L’umanità ha attraversato senza trasformazioni significative gli ultimi centomila anni, conducendo un’esistenza di cacciatori-raccoglitori, diffondendosi sulla maggior parte delle terre emerse del pianeta e dando vita a forme primitive di organizzazione sociale. Le principali trasformazioni si sono avute negli ultimi diecimila anni, in seguito alla domesticazione di forme animali e vegetali.

L’invenzione di allevamento ed agricoltura ci ha proiettati fuori dall’equilibrio instaurato con l’ambiente naturale, producendo una cascata di trasformazioni ed innovazioni: la regimentazione idrica, l’invenzione dell’aratro e delle prime macchine, la lavorazione di legno e metalli, l’aumentata disponibilità di energia (cibo, quindi lavoro umano ed animale) per comunità organizzate su larga scala.

Questo surplus di risorse ed energia ha prodotto, come conseguenza, i grandi imperi ed i grandi monumenti del passato. Gli imperatori dell’antichità sapevano bene di dover gestire il consumo di queste risorse, altrimenti l’avrebbe fatto qualcun altro al posto loro, e la soluzione al surplus fu l’erezione di monumenti alla propria grandezza, che le popolazioni percepivano come monumenti all’intera civiltà di cui essi stessi facevano parte.

In questa prospettiva è l’aumento di risorse disponibili, la momentanea ricchezza, ad innescare le trasformazioni sociali, a dar vita agli aggregati umani, alle città, ai regni, agli imperi. Ed è la cattiva gestione di questa estemporanea ricchezza, o il suo inevitabile esaurimento spontaneo, a causarne il collasso.

La crisi di una forma di approvvigionamento energetico produce, come diretta conseguenza, la ricerca di una fonte alternativa. Per millenni la forma di lavoro più utilizzata è stata quella muscolare, umana ed animale, che richiedeva come fonte energetica il cibo. A questa forma di forza lavoro si sono via via affiancate altre modalità, meccaniche, in grado di sfruttare disponibilità energetiche diverse da quelle alimentari.

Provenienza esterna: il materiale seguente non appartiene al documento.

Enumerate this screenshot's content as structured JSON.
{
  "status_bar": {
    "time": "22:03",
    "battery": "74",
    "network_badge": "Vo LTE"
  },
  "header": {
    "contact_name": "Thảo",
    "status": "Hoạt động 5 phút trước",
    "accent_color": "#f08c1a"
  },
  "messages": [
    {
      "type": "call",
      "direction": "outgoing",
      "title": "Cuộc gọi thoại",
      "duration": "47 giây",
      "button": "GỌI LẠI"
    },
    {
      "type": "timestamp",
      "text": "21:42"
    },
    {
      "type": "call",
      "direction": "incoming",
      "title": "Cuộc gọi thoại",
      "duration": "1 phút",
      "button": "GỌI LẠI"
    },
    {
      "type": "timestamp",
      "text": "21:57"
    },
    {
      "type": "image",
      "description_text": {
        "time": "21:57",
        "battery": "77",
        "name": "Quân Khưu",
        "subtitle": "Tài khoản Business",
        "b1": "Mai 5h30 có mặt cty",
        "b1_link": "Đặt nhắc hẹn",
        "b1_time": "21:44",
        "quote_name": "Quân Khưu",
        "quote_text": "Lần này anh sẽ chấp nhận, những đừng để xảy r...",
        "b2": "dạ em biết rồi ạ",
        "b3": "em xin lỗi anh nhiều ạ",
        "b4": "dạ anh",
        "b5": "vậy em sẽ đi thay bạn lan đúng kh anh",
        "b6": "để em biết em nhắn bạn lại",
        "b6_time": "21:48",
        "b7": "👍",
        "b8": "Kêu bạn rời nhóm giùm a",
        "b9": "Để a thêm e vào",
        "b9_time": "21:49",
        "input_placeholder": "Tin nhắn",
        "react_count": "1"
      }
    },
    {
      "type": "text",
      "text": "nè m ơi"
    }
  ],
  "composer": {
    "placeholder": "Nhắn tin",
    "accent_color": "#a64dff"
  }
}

La movimentazione di pesanti macine si è realizzata sfruttando l’energia potenziale dell’acqua in caduta, per mezzo di mulini idraulici. In qualche caso al posto dell’acqua si è usato il vento, già impiegato come propellente per viaggiare sull’acqua per mezzo di vele. Queste applicazioni erano però strettamente legate ai luoghi dove gli impianti risultavano originariamente localizzati.

La progressiva sostituzione nei macchinari delle parti in legno con equivalenti in metallo ha infine condotto alla possibilità di sfruttare una nuova forza lavoro: la pressione del vapore, e condotto all’epoca d’oro di una nuova fonte energetica: il carbone. Le macchine a vapore innescarono la rivoluzione industriale, rendendo disponibili quantità d’energia pro-capite prima di allora impensabili.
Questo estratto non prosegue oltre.